Viruses present an ongoing present and future threat to mankind. Few antiviral drugs or treatments have reached the clinic and virus resistance, as with all microorganisms, is a major problem where antivirals have been deployed. We have discovered how to harness a new generation of naturally-occurring antivirals produced by influenza A virus. One in particular, VH244, is highly active in preclinical tests against many different influenza A viruses, and also against other unrelated respiratory viruses. The next step is human testing in clinical trials.
Despite the impact of virus infection on human health only a handful of antivirals have reached the clinic and levels of resistance against those that are available are rising. Defective interfering (DI) virus genomes are produced naturally by most viruses as a result of massive deletions to the infectious genome. All DI genomes have antiviral activity in the laboratory; they are not infectious and represent a wonderful and novel resource for treating human virus infections.
However, despite being known for decades, DI genomes have not been demonstrated to have convincing and consistent antiviral activity in vivo. The breakthrough happened at Warwick when Professors Nigel Dimmock and Andrew Easton demonstrated the efficacy of a particular influenza A DI RNA sequence (VH244) at preventing and treating not only influenza A but also disease caused by unrelated respiratory viruses. This is an unprecedented and unexpected breadth of activity.
The beauty of this system is that the DI genome is packaged in a normal virus particle, which is used as a delivery vehicle (via the nose) to take the antiviral to susceptible cells. This delivery is so specific that very low doses of VH244 are required, and only a single dose is needed for effective treatment. VH244 is fully effective immediately. VH244 protects from respiratory viruses by two totally different mechanisms: a form of molecular interference which is effective against the replication of influenza A viruses, and stimulation of host innate immunity which acts against non-influenza A viruses. Both antiviral mechanisms are equally effective. VH244 is a treatment, not a vaccine. However, the subclinical infection that results is sufficient to stimulate a long-lasting immunity which prevents reinfection by the infecting virus.

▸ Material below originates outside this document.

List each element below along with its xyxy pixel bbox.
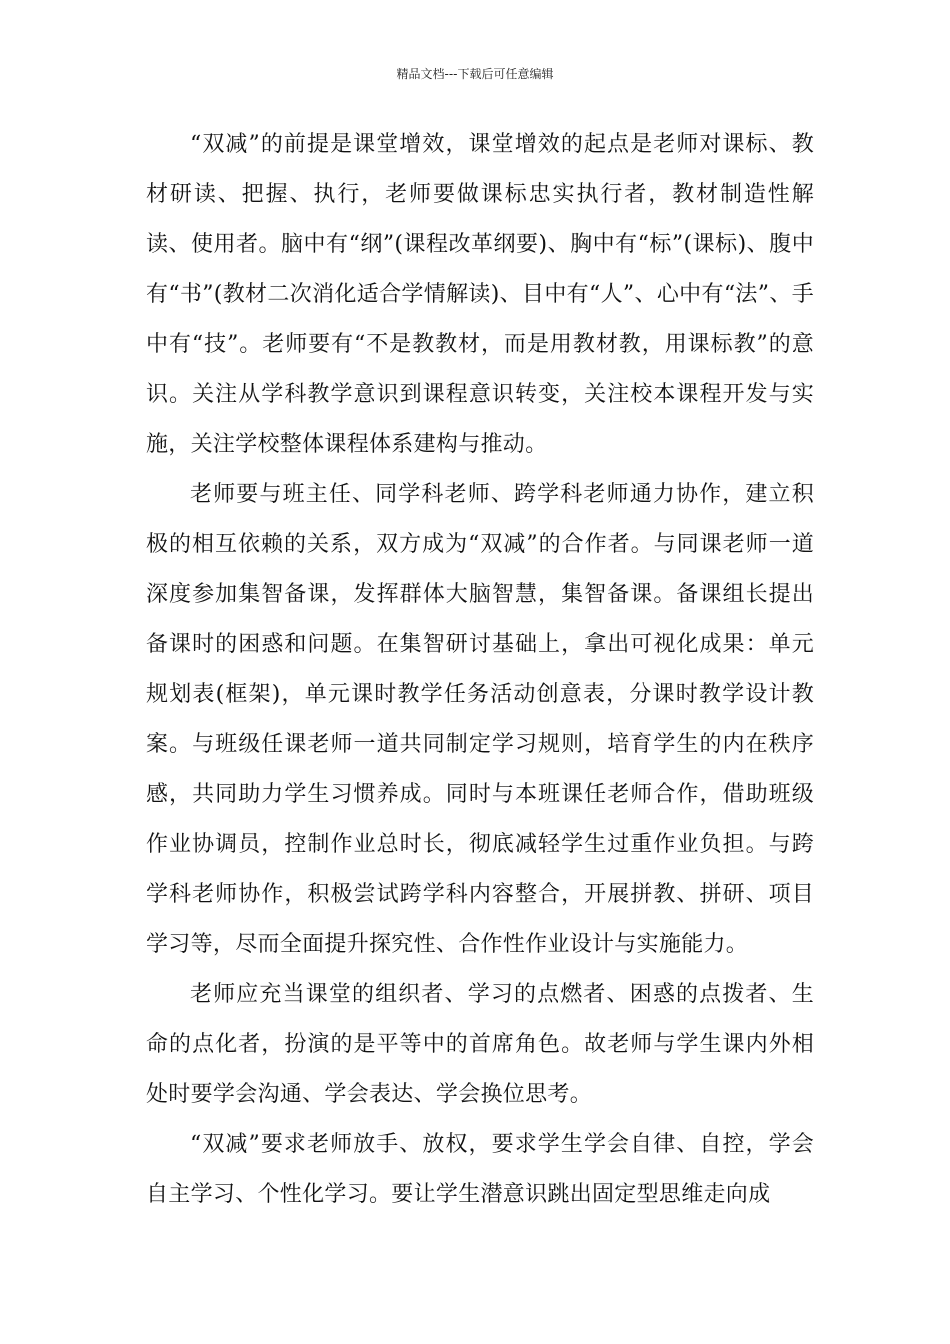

The work by Professor Dimmock and Professor Easton has been supported by the Wellcome Trust and the Medical Research Council. It has been published in international peer-reviewed journals as primary research and in reviews, and has been presented in scientific conferences worldwide and to non-scientists. VH244 has been protected by international patents. It is currently attracting the support of major venture capital funders to take it to clinical trials.
VH244 is the first-example of its type, and is a low dose, single application medicine that can be used against all respiratory viruses. Because of its mode of action it is highly unlikely that resistance to VH244 will arise.